Nous étions en train de chanter, près de l’une des portes de l’université. C’était dans l’après-midi quand soudainement les Bassidjis nous ont attaqués comme s’ils étaient venus chasser. Ils ont pris un étudiant, puis un autre et un autre. Nous nous sommes déplacés plus loin dans l’université pour éviter d’être arrêtés et ils ont commencé à nous tirer dessus avec des fusils à pompe et des fusils de paintball. Toutes les portes étaient verrouillées, nous étions coincés à l’intérieur.

Certains enseignants se sont mis entre nous et les Bassidjis pour nous dégager un chemin sûr jusqu’à la station de métro située à côté. Ils nous ont assuré que nous pouvions sortir par les portes du parking.

Lorsque nous sommes arrivés, nous nous sommes soudainement retrouvés piégés par les Bassidjis. Ils nous ont gazés, nous ont tiré dessus avec des fusils de chasse et ont arrêté au moins 30 ou 40 étudiants.

Selon des témoins et des vidéos, plusieurs slogans étaient scandés par les étudiants, comme “Mort au dictateur”, “Mort à Khamenei” (le Guide suprême iranien), ou encore “Hey hey ho ho, les doivent doivent partir”. . Les étudiants ont également scandé “Femme ! Vie ! Liberté !”, slogan emblématique du mouvement qui traverse le pays depuis la mort de Mahsa Amini.

“Je n’ai aucune idée du nombre de mes camarades qui ont été arrêtés ou blessés”

Autant que possible, nous sommes retournés en courant vers l’université… mais à ce moment-là, les Bassidjis étaient là aussi. Ils nous ont à nouveau tiré dessus et en ont arrêté beaucoup d’autres.

En apprenant ces violences, Mohamadali Zolfigol, le ministre des Sciences, de la recherche et de la technologie, est venu à l’université plus tard dans la journée. Mais il n’a fait que nous insulter, nous et les quelques enseignants qui nous soutenaient.
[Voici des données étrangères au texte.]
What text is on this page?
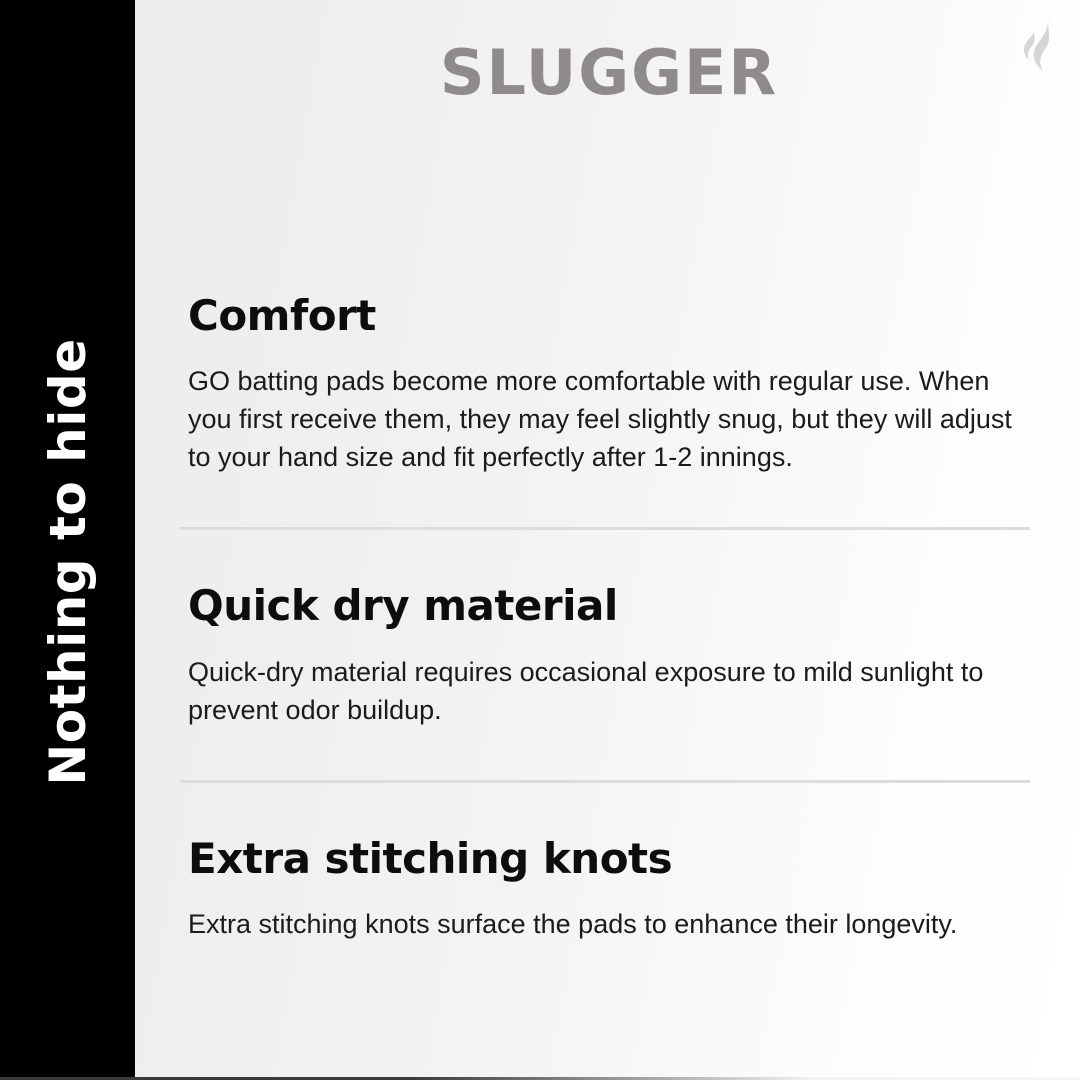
Nothing to hide
SLUGGER
Comfort

GO batting pads become more comfortable with regular use. When you first receive them, they may feel slightly snug, but they will adjust to your hand size and fit perfectly after 1-2 innings.

Quick dry material

Quick-dry material requires occasional exposure to mild sunlight to prevent odor buildup.

Extra stitching knots

Extra stitching knots surface the pads to enhance their longevity.
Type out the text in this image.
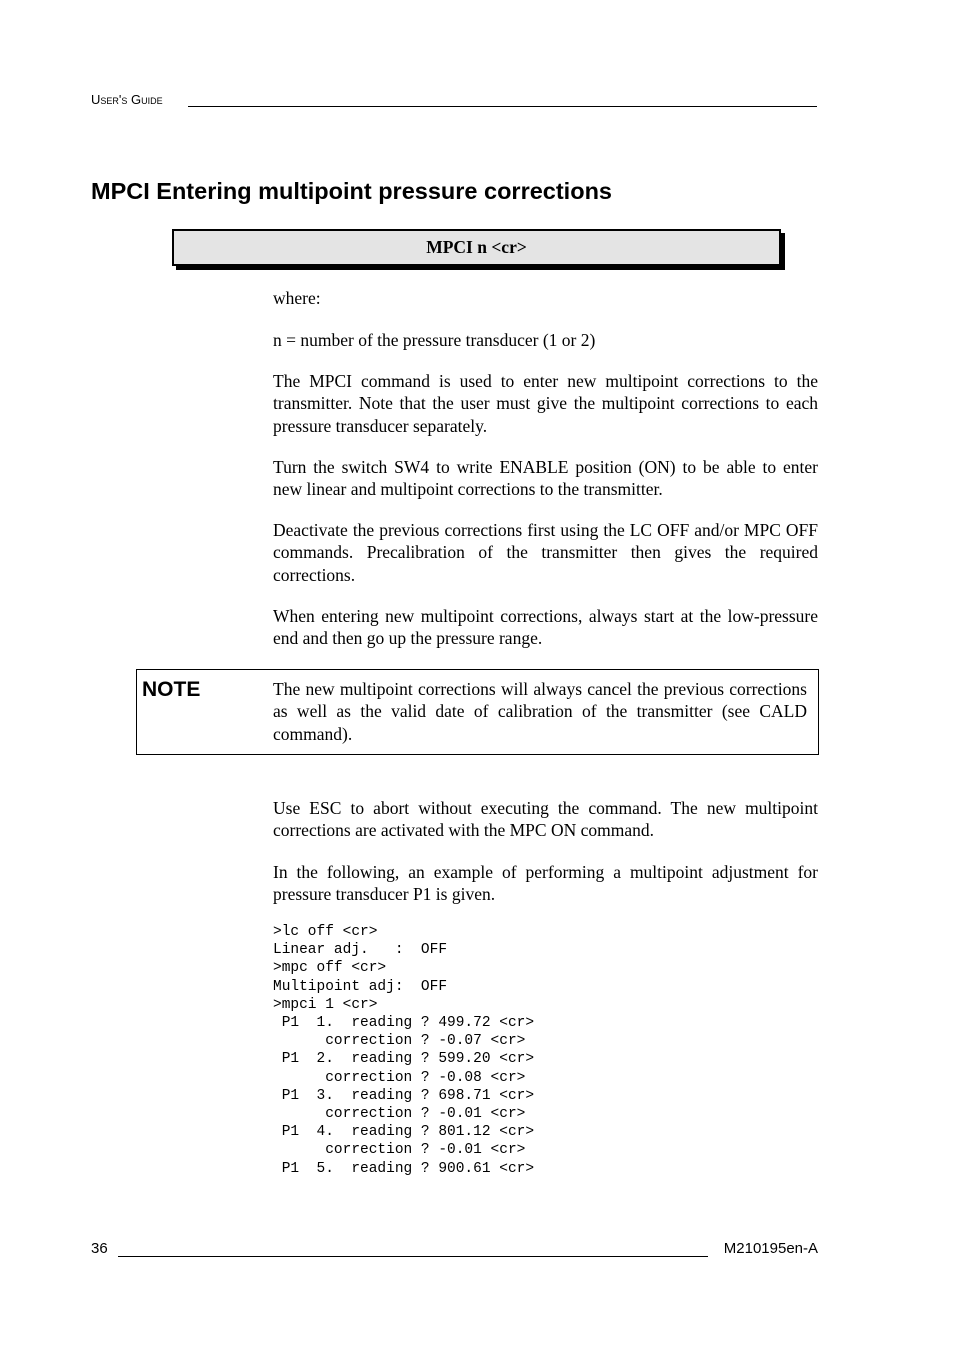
User's Guide
MPCI Entering multipoint pressure corrections
MPCI n <cr>

where:

n = number of the pressure transducer (1 or 2)

The MPCI command is used to enter new multipoint corrections to the transmitter. Note that the user must give the multipoint corrections to each pressure transducer separately.

Turn the switch SW4 to write ENABLE position (ON) to be able to enter new linear and multipoint corrections to the transmitter.

Deactivate the previous corrections first using the LC OFF and/or MPC OFF commands. Precalibration of the transmitter then gives the required corrections.

When entering new multipoint corrections, always start at the low-pressure end and then go up the pressure range.

NOTE	The new multipoint corrections will always cancel the previous corrections as well as the valid date of calibration of the transmitter (see CALD command).

Use ESC to abort without executing the command. The new multipoint corrections are activated with the MPC ON command.

In the following, an example of performing a multipoint adjustment for pressure transducer P1 is given.

>lc off <cr>
Linear adj.   :  OFF
>mpc off <cr>
Multipoint adj:  OFF
>mpci 1 <cr>
P1  1.  reading ? 499.72 <cr>
correction ? -0.07 <cr>
P1  2.  reading ? 599.20 <cr>
correction ? -0.08 <cr>
P1  3.  reading ? 698.71 <cr>
correction ? -0.01 <cr>
P1  4.  reading ? 801.12 <cr>
correction ? -0.01 <cr>
P1  5.  reading ? 900.61 <cr>
36	M210195en-A
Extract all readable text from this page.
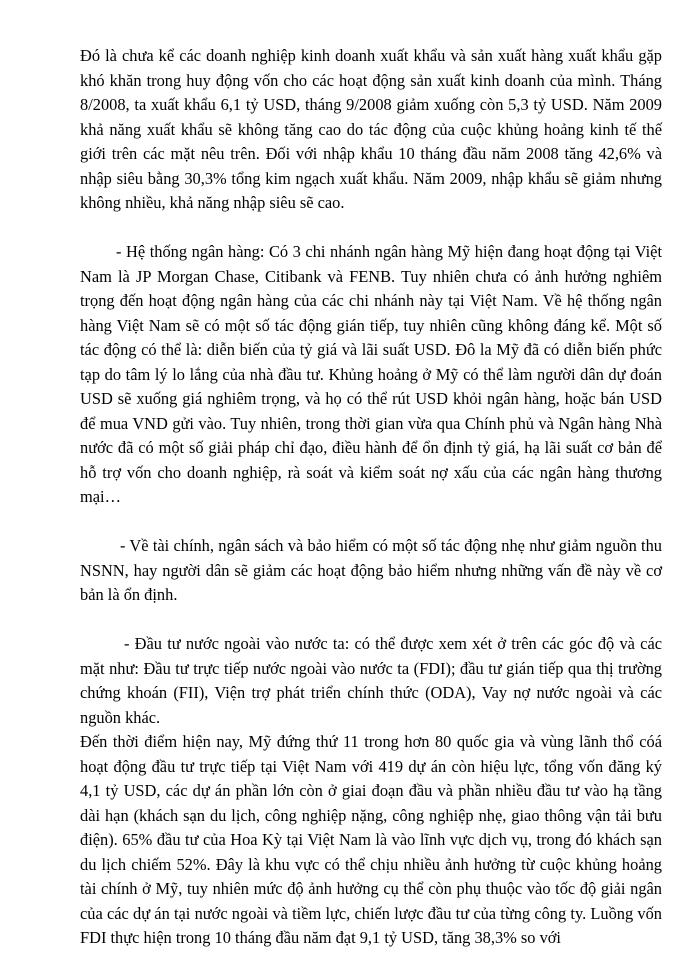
Đó là chưa kể các doanh nghiệp kinh doanh xuất khẩu và sản xuất hàng xuất khẩu gặp khó khăn trong huy động vốn cho các hoạt động sản xuất kinh doanh của mình. Tháng 8/2008, ta xuất khẩu 6,1 tỷ USD, tháng 9/2008 giảm xuống còn 5,3 tỷ USD. Năm 2009 khả năng xuất khẩu sẽ không tăng cao do tác động của cuộc khủng hoảng kinh tế thế giới trên các mặt nêu trên. Đối với nhập khẩu 10 tháng đầu năm 2008 tăng 42,6% và nhập siêu bằng 30,3% tổng kim ngạch xuất khẩu. Năm 2009, nhập khẩu sẽ giảm nhưng không nhiều, khả năng nhập siêu sẽ cao.

- Hệ thống ngân hàng: Có 3 chi nhánh ngân hàng Mỹ hiện đang hoạt động tại Việt Nam là JP Morgan Chase, Citibank và FENB. Tuy nhiên chưa có ảnh hưởng nghiêm trọng đến hoạt động ngân hàng của các chi nhánh này tại Việt Nam. Về hệ thống ngân hàng Việt Nam sẽ có một số tác động gián tiếp, tuy nhiên cũng không đáng kể. Một số tác động có thể là: diễn biến của tỷ giá và lãi suất USD. Đô la Mỹ đã có diễn biến phức tạp do tâm lý lo lắng của nhà đầu tư. Khủng hoảng ở Mỹ có thể làm người dân dự đoán USD sẽ xuống giá nghiêm trọng, và họ có thể rút USD khỏi ngân hàng, hoặc bán USD để mua VND gửi vào. Tuy nhiên, trong thời gian vừa qua Chính phủ và Ngân hàng Nhà nước đã có một số giải pháp chỉ đạo, điều hành để ổn định tỷ giá, hạ lãi suất cơ bản để hỗ trợ vốn cho doanh nghiệp, rà soát và kiểm soát nợ xấu của các ngân hàng thương mại…

- Về tài chính, ngân sách và bảo hiểm có một số tác động nhẹ như giảm nguồn thu NSNN, hay người dân sẽ giảm các hoạt động bảo hiểm nhưng những vấn đề này về cơ bản là ổn định.

- Đầu tư nước ngoài vào nước ta: có thể được xem xét ở trên các góc độ và các mặt như: Đầu tư trực tiếp nước ngoài vào nước ta (FDI); đầu tư gián tiếp qua thị trường chứng khoán (FII), Viện trợ phát triển chính thức (ODA), Vay nợ nước ngoài và các nguồn khác.

Đến thời điểm hiện nay, Mỹ đứng thứ 11 trong hơn 80 quốc gia và vùng lãnh thổ cóá hoạt động đầu tư trực tiếp tại Việt Nam với 419 dự án còn hiệu lực, tổng vốn đăng ký 4,1 tỷ USD, các dự án phần lớn còn ở giai đoạn đầu và phần nhiều đầu tư vào hạ tầng dài hạn (khách sạn du lịch, công nghiệp nặng, công nghiệp nhẹ, giao thông vận tải bưu điện). 65% đầu tư của Hoa Kỳ tại Việt Nam là vào lĩnh vực dịch vụ, trong đó khách sạn du lịch chiếm 52%. Đây là khu vực có thể chịu nhiều ảnh hưởng từ cuộc khủng hoảng tài chính ở Mỹ, tuy nhiên mức độ ảnh hưởng cụ thể còn phụ thuộc vào tốc độ giải ngân của các dự án tại nước ngoài và tiềm lực, chiến lược đầu tư của từng công ty. Luồng vốn FDI thực hiện trong 10 tháng đầu năm đạt 9,1 tỷ USD, tăng 38,3% so với
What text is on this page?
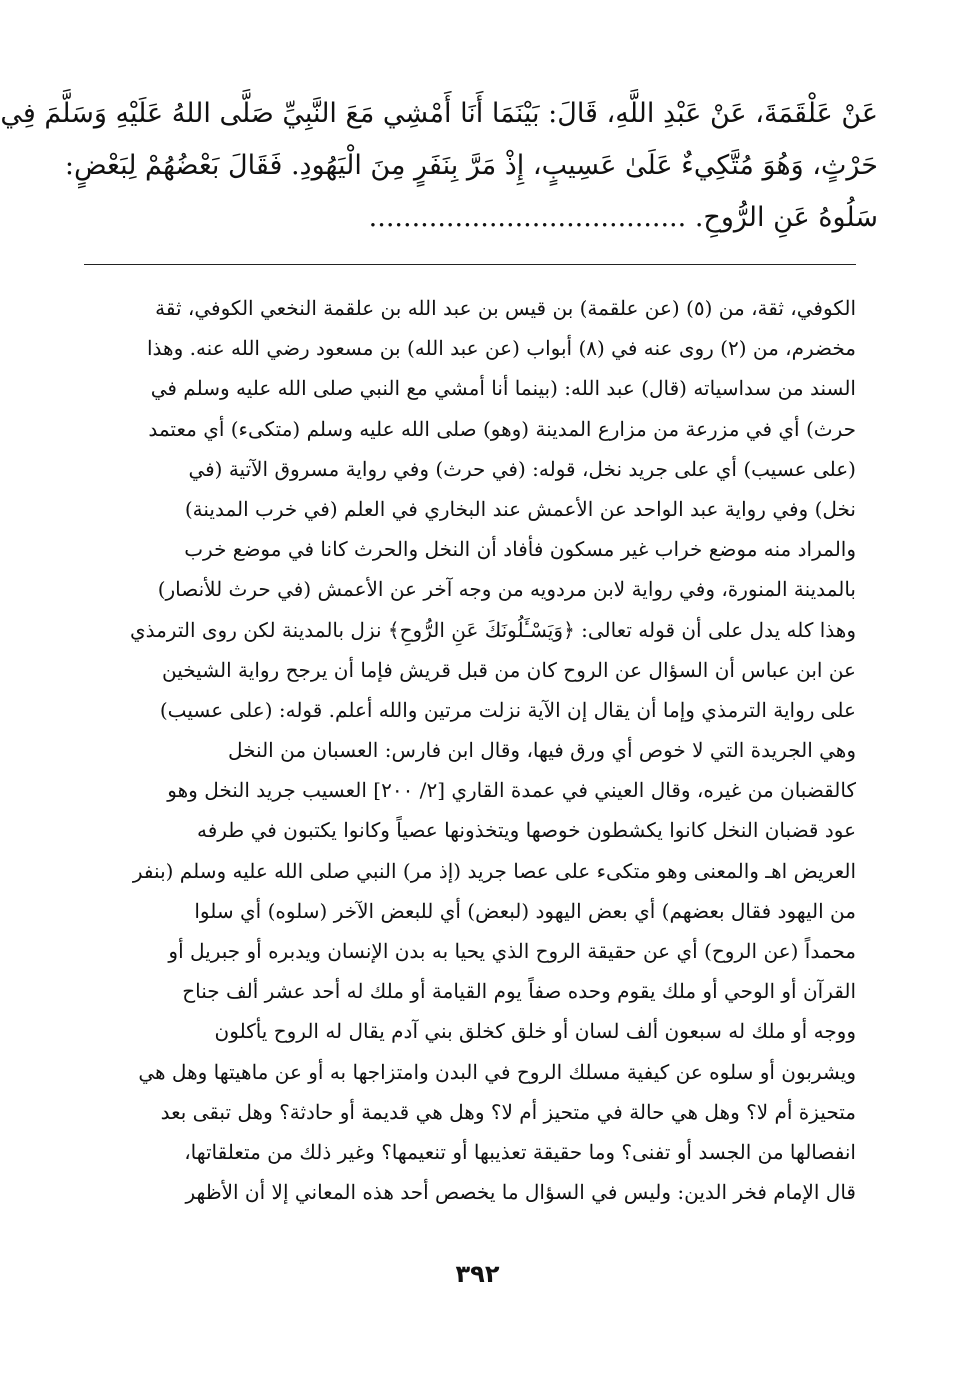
عَنْ عَلْقَمَةَ، عَنْ عَبْدِ اللَّهِ، قَالَ: بَيْنَمَا أَنَا أَمْشِي مَعَ النَّبِيِّ صَلَّى اللهُ عَلَيْهِ وَسَلَّمَ فِي
حَرْثٍ، وَهُوَ مُتَّكِيءٌ عَلَىٰ عَسِيبٍ، إِذْ مَرَّ بِنَفَرٍ مِنَ الْيَهُودِ. فَقَالَ بَعْضُهُمْ لِبَعْضٍ:
سَلُوهُ عَنِ الرُّوحِ. .....................................
الكوفي، ثقة، من (٥) (عن علقمة) بن قيس بن عبد الله بن علقمة النخعي الكوفي، ثقة
مخضرم، من (٢) روى عنه في (٨) أبواب (عن عبد الله) بن مسعود رضي الله عنه. وهذا
السند من سداسياته (قال) عبد الله: (بينما أنا أمشي مع النبي صلى الله عليه وسلم في
حرث) أي في مزرعة من مزارع المدينة (وهو) صلى الله عليه وسلم (متكىء) أي معتمد
(على عسيب) أي على جريد نخل، قوله: (في حرث) وفي رواية مسروق الآتية (في
نخل) وفي رواية عبد الواحد عن الأعمش عند البخاري في العلم (في خرب المدينة)
والمراد منه موضع خراب غير مسكون فأفاد أن النخل والحرث كانا في موضع خرب
بالمدينة المنورة، وفي رواية لابن مردويه من وجه آخر عن الأعمش (في حرث للأنصار)
وهذا كله يدل على أن قوله تعالى: ﴿وَيَسْـَٔلُونَكَ عَنِ الرُّوحِ﴾ نزل بالمدينة لكن روى الترمذي
عن ابن عباس أن السؤال عن الروح كان من قبل قريش فإما أن يرجح رواية الشيخين
على رواية الترمذي وإما أن يقال إن الآية نزلت مرتين والله أعلم. قوله: (على عسيب)
وهي الجريدة التي لا خوص أي ورق فيها، وقال ابن فارس: العسبان من النخل
كالقضبان من غيره، وقال العيني في عمدة القاري [٢/ ٢٠٠] العسيب جريد النخل وهو
عود قضبان النخل كانوا يكشطون خوصها ويتخذونها عصياً وكانوا يكتبون في طرفه
العريض اهـ والمعنى وهو متكىء على عصا جريد (إذ مر) النبي صلى الله عليه وسلم (بنفر
من اليهود فقال بعضهم) أي بعض اليهود (لبعض) أي للبعض الآخر (سلوه) أي سلوا
محمداً (عن الروح) أي عن حقيقة الروح الذي يحيا به بدن الإنسان ويدبره أو جبريل أو
القرآن أو الوحي أو ملك يقوم وحده صفاً يوم القيامة أو ملك له أحد عشر ألف جناح
ووجه أو ملك له سبعون ألف لسان أو خلق كخلق بني آدم يقال له الروح يأكلون
ويشربون أو سلوه عن كيفية مسلك الروح في البدن وامتزاجها به أو عن ماهيتها وهل هي
متحيزة أم لا؟ وهل هي حالة في متحيز أم لا؟ وهل هي قديمة أو حادثة؟ وهل تبقى بعد
انفصالها من الجسد أو تفنى؟ وما حقيقة تعذيبها أو تنعيمها؟ وغير ذلك من متعلقاتها،
قال الإمام فخر الدين: وليس في السؤال ما يخصص أحد هذه المعاني إلا أن الأظهر
٣٩٢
À la fin, il a dit qu’il avait parlé avec les forces de sécurité, que les portes étaient sûres et que nous pouvions partir.


Des Iraniens se sont rassemblés devant l’université Sharif et ont mis en place un barrage avec leurs voitures pour empêcher l’arrivée de troupes supplémentaires dans une vidéo prise le 2 octobre 2022.

Au début, nous ne l’avons pas cru. Finalement, nous avons entendu les voix des gens derrière la porte principale et certains amis à l’extérieur nous ont envoyé des messages pour dire qu’il y avait du monde et qu’il n’y avait pas beaucoup de Bassidjis à la porte. Alors, nous sommes sortis. Les gens qui s’étaient rassemblés là nous ont sauvés. Mais même aujourd’hui, je n’ai aucune idée du nombre de mes camarades qui ont été arrêtés ou du nombre de blessés.”

“Ils voulaient faire de nous un exemple pour que les étudiants des autres universités cessent de manifester”

Je ne peux pas mettre de mots sur ce que nous avons vécu. C’était apocalyptique. C’était comme une zone de guerre, chaque fois qu’un étudiant s’évanouissait, que ce soit à cause du gaz, de la peur, il y avait des taches de sang ici et là.

Ils voulaient faire de nous un exemple pour les autres étudiants. Et je suis heureuse que cela n’ait pas fonctionné. Je pense que pour la première fois de notre histoire, non seulement des étudiants, mais aussi des lycéens ont manifesté en Iran.


Un exemple de balle en caoutchouc tirée sur des étudiants de l’université Sharif le 2 octobre 2022.

Et oui, j’ai peur. J’ai vu mes parents m’attendre dans la rue. Ma mère s’est évanouie en me voyant. C’est là que j’ai réalisé à quel point j’avais peur. Il faut être stupide pour ne pas être effrayé par ces fantômes. Je vais soigner mes blessures pendant un jour ou deux, puis je continuerai à manifester, que ce soit à l’université ou dans la rue.

De vastes manifestations secouent l’Iran depuis le 16 septembre, suite à la mort de Mahsa Amini. Selon Iran Human Rights, une organisation indépendante basée à Oslo, au moins 133 manifestants ont été tués par les forces de sécurité en Iran entre le 16 septembre et le 2 octobre.